WHITEHORSE - Most at risk of violence now at greater risk of violence
Jeanie Dendys shows off her taxpayer-funded cell phone in the Yukon legislature on March 3 (File photo)
At a virtual town hall on May 29, the Yukon's chief medical officer Dr. Brendan Hanley announced that the Yukon's border with BC would reopen on July 1, partly in response to a sharp rise in domestic abuse incidents since COVID-19 restrictions were put in place.
The very same day, Minister responsible for the Women's Directorate Jeanie Dendys abruptly cut service to cell phones the government had provided to vulnerable women to use during the pandemic.
Dendys said on March 4 that the phones were crucial to give the women "options to safely access the support they need.” By cutting off access to that support, without any warning, and at a time when she knew violence against women was on the rise, Dendys willfully put women in harm's way.
According to Heidi Marion with the Status of Women Council, the decision led to a number of violent incidents last weekend.
"The abusers were aware that their phones weren't working," Marion said. "We have accounts that even the 911 wasn't working."

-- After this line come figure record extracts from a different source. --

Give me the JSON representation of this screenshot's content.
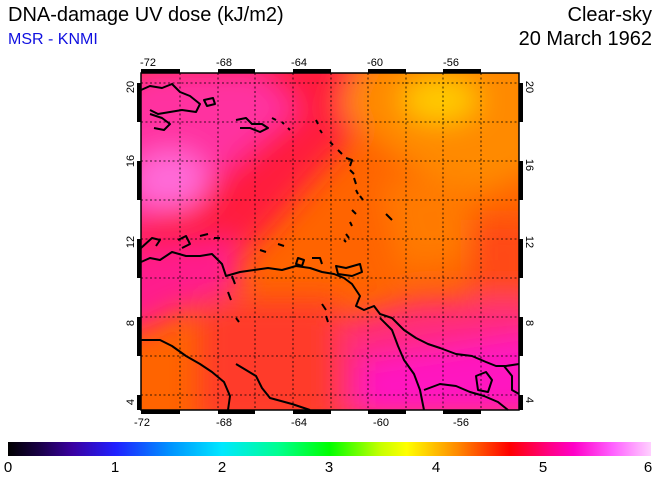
{
  "header": {
    "title": "DNA-damage UV dose (kJ/m2)",
    "source": "MSR - KNMI",
    "sky": "Clear-sky",
    "date": "20 March 1962"
  },
  "map": {
    "lon_ticks": [
      "-72",
      "-68",
      "-64",
      "-60",
      "-56"
    ],
    "lat_ticks": [
      "20",
      "16",
      "12",
      "8",
      "4"
    ]
  },
  "colorbar": {
    "labels": [
      "0",
      "1",
      "2",
      "3",
      "4",
      "5",
      "6"
    ]
  }
}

Dendys acknowledged she gave little thought to the impact her callous and cruel decision-making would have.
Yukon News: Dendys says decision to put women at risk was "quick"
"It was a quick decision" she said. "It wasn't something we felt warranted much consideration because vulnerable women are useless at election time. They don't get out and vote."
"Vulnerable women are useless at election time. They don't get out and vote." - Jeanie Dendys, Minister for Women's Directorate
Exploitation of vulnerable people
Dendys comments on vulnerable people at election time was a reference to her 2016 election campaign. During that campaign, members of her team were alleged to have taken advantage of intoxicated and hungover people in the Mountainvew riding by driving them to the polls to vote for her.
Kwanlin Dün First Nation chief Doris Bill was forced to issue a statement asking the NDP, Yukon Party and Lilberal Party to run clean campaigns.
Eileen Vance-Duschene, executive assistant to the chief, said the First Nation had been made aware of complaints regarding candidates from all three parties, including Dendys.
"It was a lot of effort on our part, the gas was expensive, and we didn't get a lot of thanks for it" Dendys said in a CBC interview at the time.
A Jeanie Dendys campaign poster from the 2016 Yukon general election (Image: YLP)
The reason Dendys gave for cutting off the cell phones is that the initiative was proving too expensive because of the amount of data the women at risk were using.
"The phones will be reinstated at a later date but without data" she explained. "Maybe instead of gouging the government, the women can use free public WiFi available at businesses across the Yukon."
"Instead of gouging the government, the women can use free public WiFi available at businesses across the Yukon." - Jeanie Dendys, Minister for Women's Directorate
Aside from the fact that many businesses in the territory remain closed due to the pandemic, the ones that are open have to limit to the number of customers they can leave in due to social distancing guidelines.
When asked if it was unfair to cut vulnerable women off from the phones they desperately need, especially without any warning, Dendys responded by suggesting she was the one being treated unfairly.
"I didn't think my decision would be questioned" she said. "This is kind of a surprise to be called out like this. It feels a bit unfair to me, to be honest."
Passing the buck
Dendys, at the start of March, allocated $52,000 to cover four months of phone bills for 325 Yukon women. By the end of May, the bill was at $58,756.
Although Dendys has pointed the blame at the women, it was the shrewd business deal she made with Bell Mobile that caused the high bills.
The deal limited the women to just 3GB of data each per month to use on everything including video calls to people they rely upon to provide protection, critical services and support. After the 3GB was used, Bell charged extortionate prices for data usage.
Money not an issue, if you're a minister
In contrast to the $58,756 spent on keeping hundreds of women safe, Dendys will receive a total income this year of $144,996, according to the website of the Yukon Legislative Assembly. On top of this, she has a cell phone with data that is paid for by the taxpayer.
Her 12 staff members at the women's directorate will be paid a total of $963,000. Having almost a million dollars a year to spend on staff ensures that Dendys role in the women's directorate is purely ceremonial and mainly involves announcements and speeches.
The Deputy Minister's Office at Tourism and Culture, a department Dendys is also responsible for, will get $599,000. That office has 2 staff members, including the Deputy Minister.